Security Measures Lead Amazon.com Employees to Sue for Unpaid Wages

Tuesday, November 26, 2013, by Samuel Williams
Online retail giant Amazon.com, Inc. faces threats on a daily basis. Threats from its competitors, from the state of the economy and even from its own workers. In 2012 an employee working at an Amazon distribution facility in southern California stole 726 iPod touch players and 49 laptops worth approximately $160,000. Incidences like this have led Amazon to implement new security measures and checkpoints in its distribution warehouses. The security measures may involve physically searching employees’ bags or forcing them to be screened by a metal detector when entering and leaving the facility.

Employees subjected to these search methods are working their  40 hours and then not getting paid for the additional 10 to 20 minutes they spend standing in line each day.

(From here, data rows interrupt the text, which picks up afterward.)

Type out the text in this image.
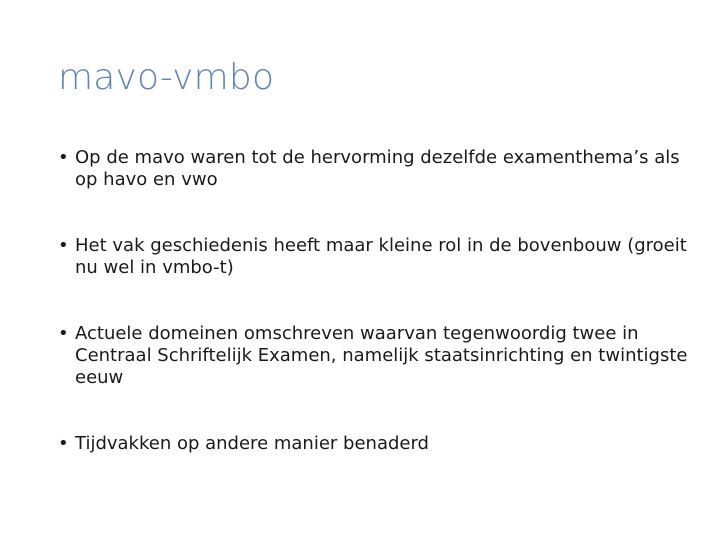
mavo-vmbo
• Op de mavo waren tot de hervorming dezelfde examenthema’s als op havo en vwo
• Het vak geschiedenis heeft maar kleine rol in de bovenbouw (groeit nu wel in vmbo-t)
• Actuele domeinen omschreven waarvan tegenwoordig twee in Centraal Schriftelijk Examen, namelijk staatsinrichting en twintigste eeuw
• Tijdvakken op andere manier benaderd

While most security checks take approximately 10 minutes, because most employees take lunch breaks and finish work at the same time, leaving and entering the building can take up to half-an-hour.  Considering that employees are forced to undergo these measures both on their way out and on the way back in the security checkpoints have the potential to subsume the majority of an individual’s unpaid lunch break. As one employee described her experience, “you’re just standing there, and everyone just wants to get home. It was not comfortable.”  Workers complain that at a minimum they spend “40 minutes a week and often more being screened for stolen goods or contraband.”
The employees concern however, isn’t with the searches themselves, though they have plenty of complaints about those as well, it’s that during this time they aren’t being paid.  In response to what workers and their attorneys are claiming as a violation of federal law, current and past Amazon employees have begun to file suit. Thus far class-action suits on behalf of Amazon employees have been filed in Kentucky, Tennessee, Washington State, Nevada, and Pennsylvania.  The thrust of the claim is that under the U.S. Federal Minimum Wage Act, employees must receive time and a half pay for each hour they work over 40 hours per week.  Employees subjected to these search methods are working their  40 hours and then not getting paid for the additional 10 to 20 minutes they spend standing in line each day.
While arguing over 10 to 20 minutes of additional pay each day may seem petty, employees at these distributions are paid only $11 per hour and given the amount of people employed by these distribution centers (the three dozen Amazon “fulfillment centers” in the US, employee more than 20,000 people) the numbers start to add up. One class action suit in Pennsylvania is claiming more than $50,000 in damages. According to David Garrison, an attorney representing employees in three of the suits, “[w]e’re bringing as many of these cases as we can because we think we’re right on the law, and we think these workers are being underpaid[.]” While the most recent round of litigation has focused on Amazon, in recent years similar suits have been filed on behalf of  Apple and Best Buy workers.  In the case of Best Buy employees, the case was settled for a $900,000 collective settlement.  While it is unsure whether Amazon employees will receive a similar outcome to those of Best Buy, what is sure is that with the holiday season approaching and the hiring of seasonal workers, the lines can only get longer.